Sébastien CORNETTE. - Il y a beaucoup d’idées reçues sur l’entraînement en course à pied et en trail en particulier. Avec la méthode que j’ai créée en 2009, l’idée était de dire «et si on arrêtait de faire des groupes de niveau en fonction de sa VMA (vitesse maximale aérobie) ? Si on créait plutôt des séances où tout le monde peut s’entraîner ensemble, où les meilleurs ne s’embêtent pas à attendre les retardataires et où les retardataires n’ont pas l’impression d’être les boulets du groupe». Tout en s’appuyant sur ce que nous raconte la science sur le corps humain. Aujourd’hui, on a formé quasiment 1.000 coachs en France, en Europe francophone et en Amérique du Nord. Ces coachs adhèrent ensuite aux 60 écoles de trail labellisées et peuvent proposer jusqu’à trois séances de sport par semaine, où qu’ils soient, à Paris, Lille, dans le Vercors, à New York… Mon ambition est que les gens bougent, en s’entraînant autrement, en cassant un peu les dogmes.
À lire aussi Ultra-trail, ultra-triathlon : l’endurance humaine a-t-elle des limites ?
Quelles sont les grandes lignes de votre méthode ? Vous insistez notamment sur l’importance du renforcement musculaire dans la course à pied…
Le renforcement musculaire est souvent perçu comme négatif alors que c’est la première qualité à avoir dans le sport, qui est essentielle pour un coureur. Aujourd’hui, on passe beaucoup trop de temps assis, on est devenu sédentaire mais notre corps et notre squelette sont faits pour bouger. Le paradoxe est que, si on n’est pas assez fort musculairement, on va se blesser et penser que la course à pied est mauvaise pour le dos, les genoux, les mollets etc… alors qu’en fait on peut soigner ces douleurs avec la course. Mais il faut d’abord se renforcer musculairement puisque c’est la première qualité qu’on perd. On propose des outils ludiques pour que tout le monde - un champion de la course tout comme la débutante Martine (l’exemple récurrent qu’il donne dans son livre, NDLR) - progresse là-dessus. Notre méthode École de Trail repose sur ce pilier du renforcement musculaire et, deuxièmement, sur la technique de course, un domaine négligé par le coureur récréatif. Des études démontrent que travailler la façon de courir améliore l’économie de course. Puis notre troisième pilier est la physiologie et ce qui compte est d’allier les trois aspects avec de la régularité dans la pratique.

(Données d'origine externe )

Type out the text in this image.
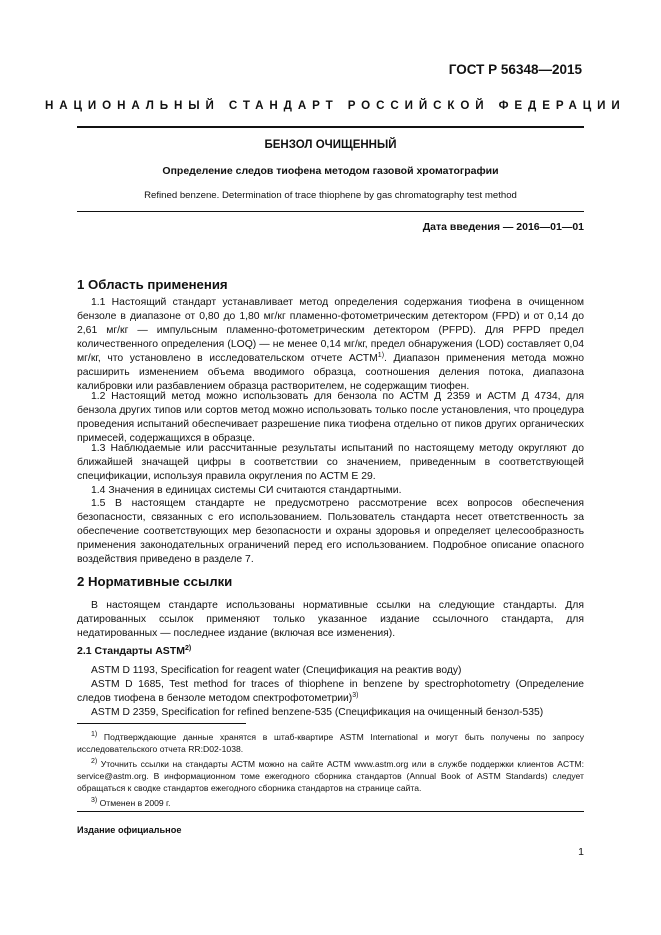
ГОСТ Р 56348—2015
НАЦИОНАЛЬНЫЙ СТАНДАРТ РОССИЙСКОЙ ФЕДЕРАЦИИ
БЕНЗОЛ ОЧИЩЕННЫЙ
Определение следов тиофена методом газовой хроматографии
Refined benzene. Determination of trace thiophene by gas chromatography test method
Дата введения — 2016—01—01
1 Область применения
1.1 Настоящий стандарт устанавливает метод определения содержания тиофена в очищенном бензоле в диапазоне от 0,80 до 1,80 мг/кг пламенно-фотометрическим детектором (FPD) и от 0,14 до 2,61 мг/кг — импульсным пламенно-фотометрическим детектором (PFPD). Для PFPD предел количественного определения (LOQ) — не менее 0,14 мг/кг, предел обнаружения (LOD) составляет 0,04 мг/кг, что установлено в исследовательском отчете АСТМ$^{1)}$. Диапазон применения метода можно расширить изменением объема вводимого образца, соотношения деления потока, диапазона калибровки или разбавлением образца растворителем, не содержащим тиофен.
1.2 Настоящий метод можно использовать для бензола по АСТМ Д 2359 и АСТМ Д 4734, для бензола других типов или сортов метод можно использовать только после установления, что процедура проведения испытаний обеспечивает разрешение пика тиофена отдельно от пиков других органических примесей, содержащихся в образце.
1.3 Наблюдаемые или рассчитанные результаты испытаний по настоящему методу округляют до ближайшей значащей цифры в соответствии со значением, приведенным в соответствующей спецификации, используя правила округления по АСТМ Е 29.
1.4 Значения в единицах системы СИ считаются стандартными.
1.5 В настоящем стандарте не предусмотрено рассмотрение всех вопросов обеспечения безопасности, связанных с его использованием. Пользователь стандарта несет ответственность за обеспечение соответствующих мер безопасности и охраны здоровья и определяет целесообразность применения законодательных ограничений перед его использованием. Подробное описание опасного воздействия приведено в разделе 7.
2 Нормативные ссылки
В настоящем стандарте использованы нормативные ссылки на следующие стандарты. Для датированных ссылок применяют только указанное издание ссылочного стандарта, для недатированных — последнее издание (включая все изменения).
2.1 Стандарты ASTM$^{2)}$
ASTM D 1193, Specification for reagent water (Спецификация на реактив воду)
ASTM D 1685, Test method for traces of thiophene in benzene by spectrophotometry (Определение следов тиофена в бензоле методом спектрофотометрии)$^{3)}$
ASTM D 2359, Specification for refined benzene-535 (Спецификация на очищенный бензол-535)
$^{1)}$ Подтверждающие данные хранятся в штаб-квартире ASTM International и могут быть получены по запросу исследовательского отчета RR:D02-1038.
$^{2)}$ Уточнить ссылки на стандарты АСТМ можно на сайте АСТМ www.astm.org или в службе поддержки клиентов ACTM: service@astm.org. В информационном томе ежегодного сборника стандартов (Annual Book of ASTM Standards) следует обращаться к сводке стандартов ежегодного сборника стандартов на странице сайта.
$^{3)}$ Отменен в 2009 г.
Издание официальное
1
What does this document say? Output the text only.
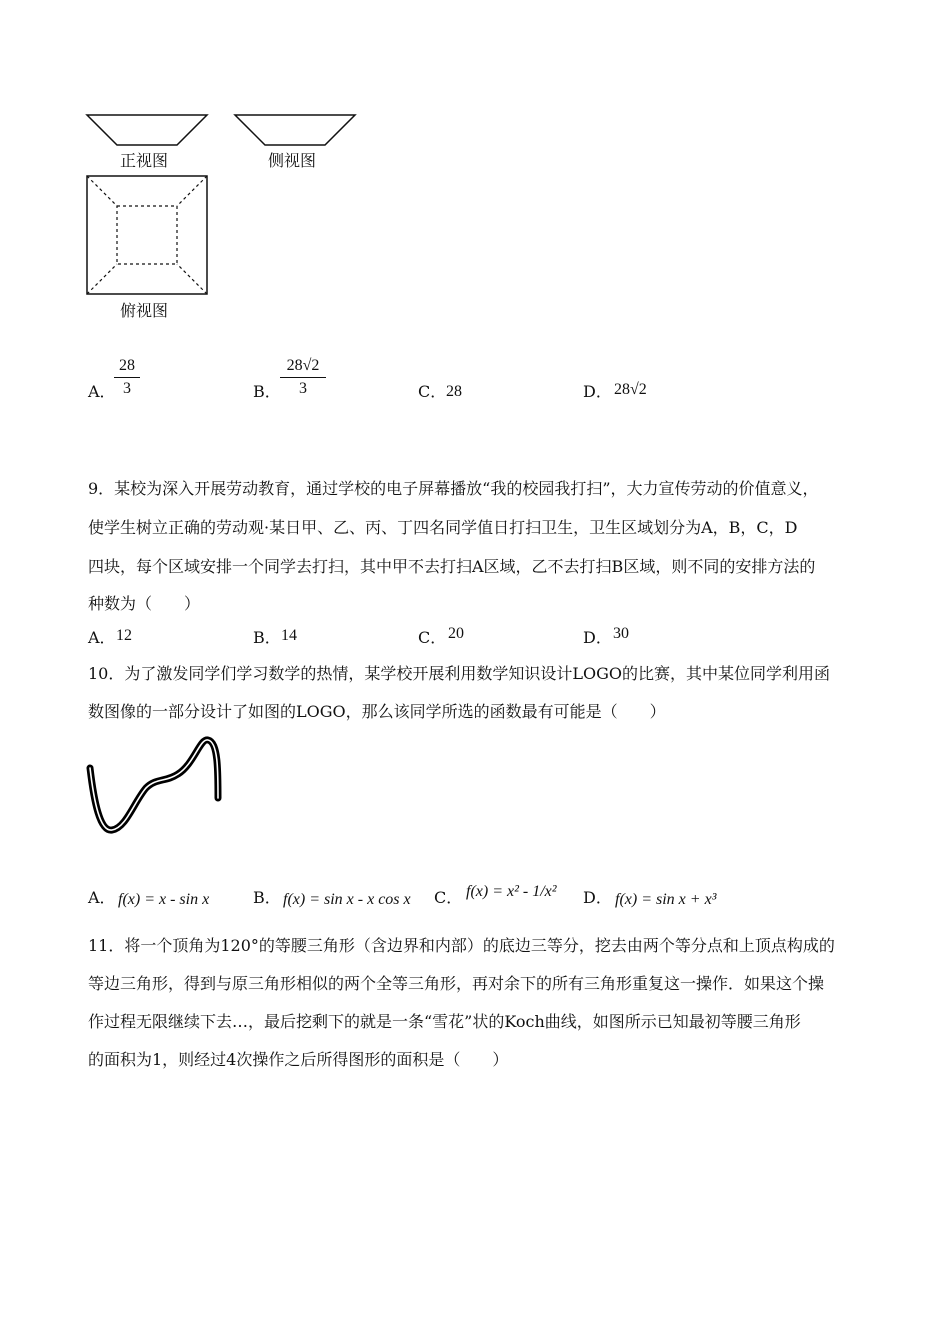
正视图	侧视图
俯视图
A．
28
3	B．
28√2
3	C． 28	D． 28√2
9．某校为深入开展劳动教育，通过学校的电子屏幕播放“我的校园我打扫”，大力宣传劳动的价值意义，
使学生树立正确的劳动观·某日甲、乙、丙、丁四名同学值日打扫卫生，卫生区域划分为A，B，C，D
四块，每个区域安排一个同学去打扫，其中甲不去打扫A区域，乙不去打扫B区域，则不同的安排方法的
种数为（　　）
A． 12	B． 14	C． 20	D． 30
10．为了激发同学们学习数学的热情，某学校开展利用数学知识设计LOGO的比赛，其中某位同学利用函
数图像的一部分设计了如图的LOGO，那么该同学所选的函数最有可能是（　　）
A． f(x) = x - sin x	B． f(x) = sin x - x cos x C． f(x) = x² - 1/x² D． f(x) = sin x + x³
11．将一个顶角为120°的等腰三角形（含边界和内部）的底边三等分，挖去由两个等分点和上顶点构成的
等边三角形，得到与原三角形相似的两个全等三角形，再对余下的所有三角形重复这一操作．如果这个操
作过程无限继续下去…，最后挖剩下的就是一条“雪花”状的Koch曲线，如图所示已知最初等腰三角形
的面积为1，则经过4次操作之后所得图形的面积是（　　）
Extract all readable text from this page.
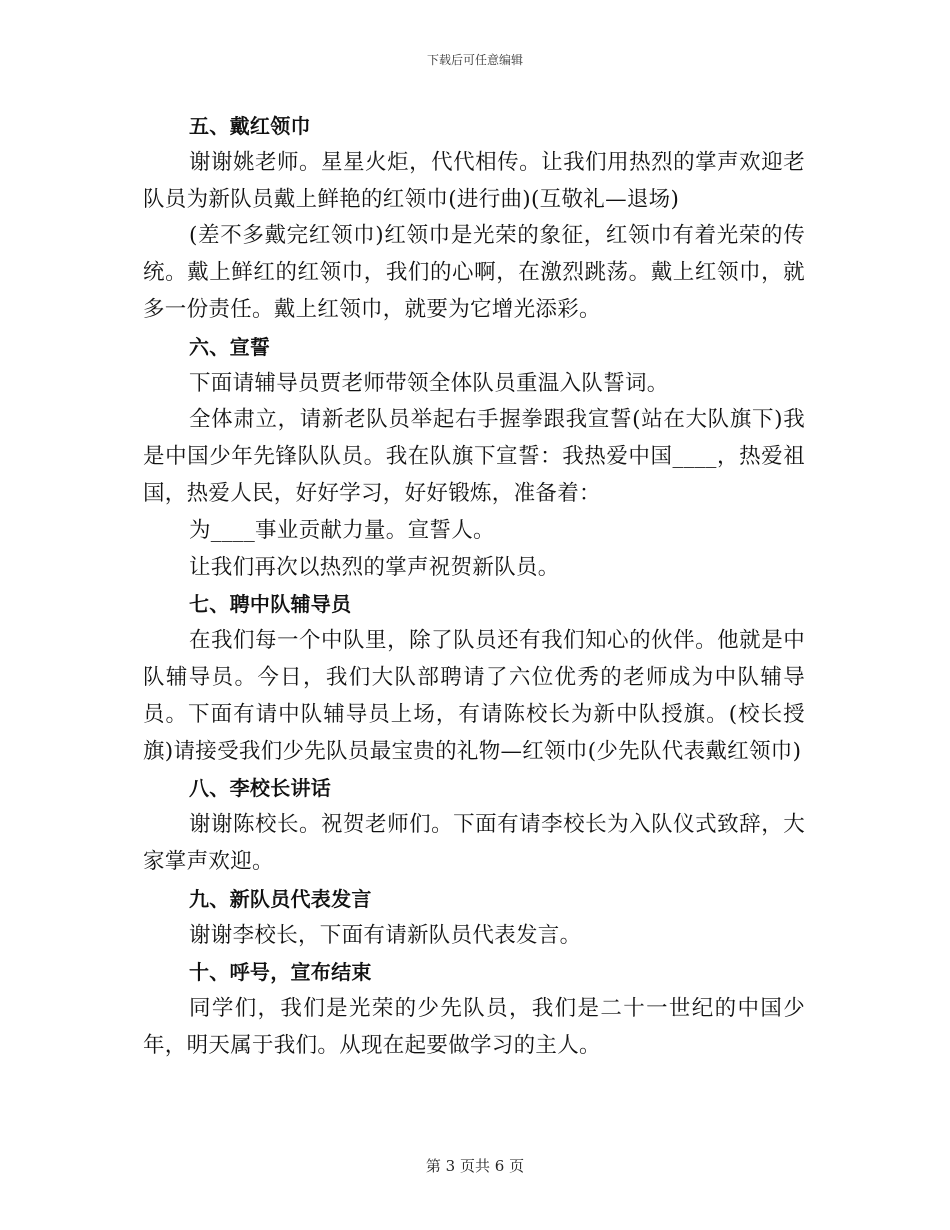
下载后可任意编辑

五、戴红领巾

谢谢姚老师。星星火炬，代代相传。让我们用热烈的掌声欢迎老队员为新队员戴上鲜艳的红领巾(进行曲)(互敬礼—退场)

(差不多戴完红领巾)红领巾是光荣的象征，红领巾有着光荣的传统。戴上鲜红的红领巾，我们的心啊，在激烈跳荡。戴上红领巾，就多一份责任。戴上红领巾，就要为它增光添彩。

六、宣誓

下面请辅导员贾老师带领全体队员重温入队誓词。

全体肃立，请新老队员举起右手握拳跟我宣誓(站在大队旗下)我是中国少年先锋队队员。我在队旗下宣誓：我热爱中国____，热爱祖国，热爱人民，好好学习，好好锻炼，准备着：

为____事业贡献力量。宣誓人。

让我们再次以热烈的掌声祝贺新队员。

七、聘中队辅导员

在我们每一个中队里，除了队员还有我们知心的伙伴。他就是中队辅导员。今日，我们大队部聘请了六位优秀的老师成为中队辅导员。下面有请中队辅导员上场，有请陈校长为新中队授旗。(校长授旗)请接受我们少先队员最宝贵的礼物—红领巾(少先队代表戴红领巾)

八、李校长讲话

谢谢陈校长。祝贺老师们。下面有请李校长为入队仪式致辞，大家掌声欢迎。

九、新队员代表发言

谢谢李校长，下面有请新队员代表发言。

十、呼号，宣布结束

同学们，我们是光荣的少先队员，我们是二十一世纪的中国少年，明天属于我们。从现在起要做学习的主人。

第 3 页共 6 页
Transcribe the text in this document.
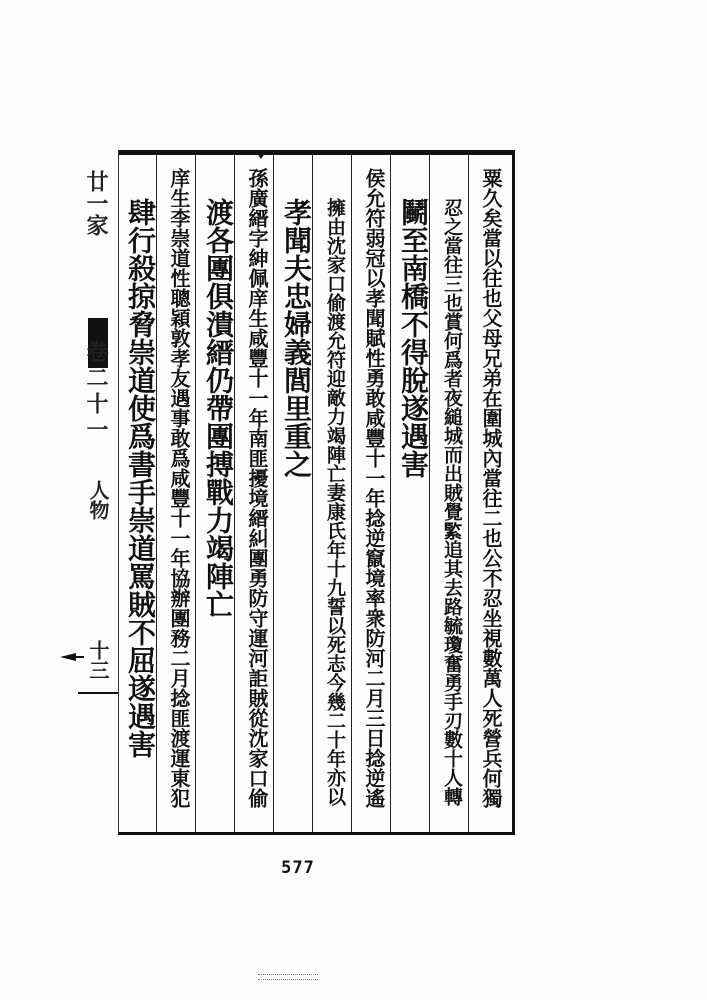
廿一家
卷二十一
人物
十三	粟久矣當以往也父母兄弟在圍城內當往二也公不忍坐視數萬人死營兵何獨
忍之當往三也賞何爲者夜縋城而出賊覺𦂳追其去路毓瓊奮勇手刃數十人轉
鬭至南橋不得脫遂遇害
侯允符弱冠以孝聞賦性勇敢咸豐十一年捻逆竄境率衆防河二月三日捻逆遙
擁由沈家口偷渡允符迎敵力竭陣亡妻康氏年十九誓以死志今幾二十年亦以
孝聞夫忠婦義閭里重之
孫廣縉字紳佩庠生咸豐十一年南匪擾境縉糾團勇防守運河詎賊從沈家口偷
渡各團俱潰縉仍帶團搏戰力竭陣亡
庠生李崇道性聰穎敦孝友遇事敢爲咸豐十一年協辦團務二月捻匪渡運東犯
肆行殺掠脅崇道使爲書手崇道罵賊不屈遂遇害
577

Par exemple, un simple footing d’une heure avec les potes le samedi ou le dimanche, une fois par semaine, est délétère en matière de stress mécanique, c’est-à-dire l’adaptation demandée au corps pour réaliser l’effort qu’on lui demande. Le risque de blessures est alors très élevé pour les débutants et coureurs occasionnels. En fait, on peut tous améliorer notre façon de courir, ne serait-ce que pour se sentir mieux, plus en forme, plus solide. Et l’idée est de remettre le mot performance dans ce qu’il est à la base - performance voulait dire accomplissement en vieux français - donc pas uniquement performance chronométrique. C’est pourquoi l’ambition chronométrique et kilométrique est également secondaire dans nos séances, qui reposent sur des temps de course réduits et couplés avec des ateliers de renforcement.
Passer la publicitéVous dites vous adresser à «Monsieur et Madame tout le monde». Même aux enfants ?
École de Trail est pour les adultes mais on a greffé, pour les enfants, ce qu’on appelle «Graine de trailers» avec le concept du «Décaspirit», une course d’obstacles basée sur le décathlon. Car je suis un amoureux de l’athlétisme - un peu moins de la fédération - mais j’adore le sport de l’athlétisme. Comme pour les langues et les maths, dans le sport, on apprend mieux quand on joue donc on souhaite que les enfants prennent du plaisir tout en ayant un développement cognitif qui soit le plus important possible, et surtout durable. Parce que, malheureusement, on a de plus en plus de sédentarité chez les adultes mais surtout chez les enfants*. Et c’est un vrai drame économique. Ça va coûter plus cher à la société.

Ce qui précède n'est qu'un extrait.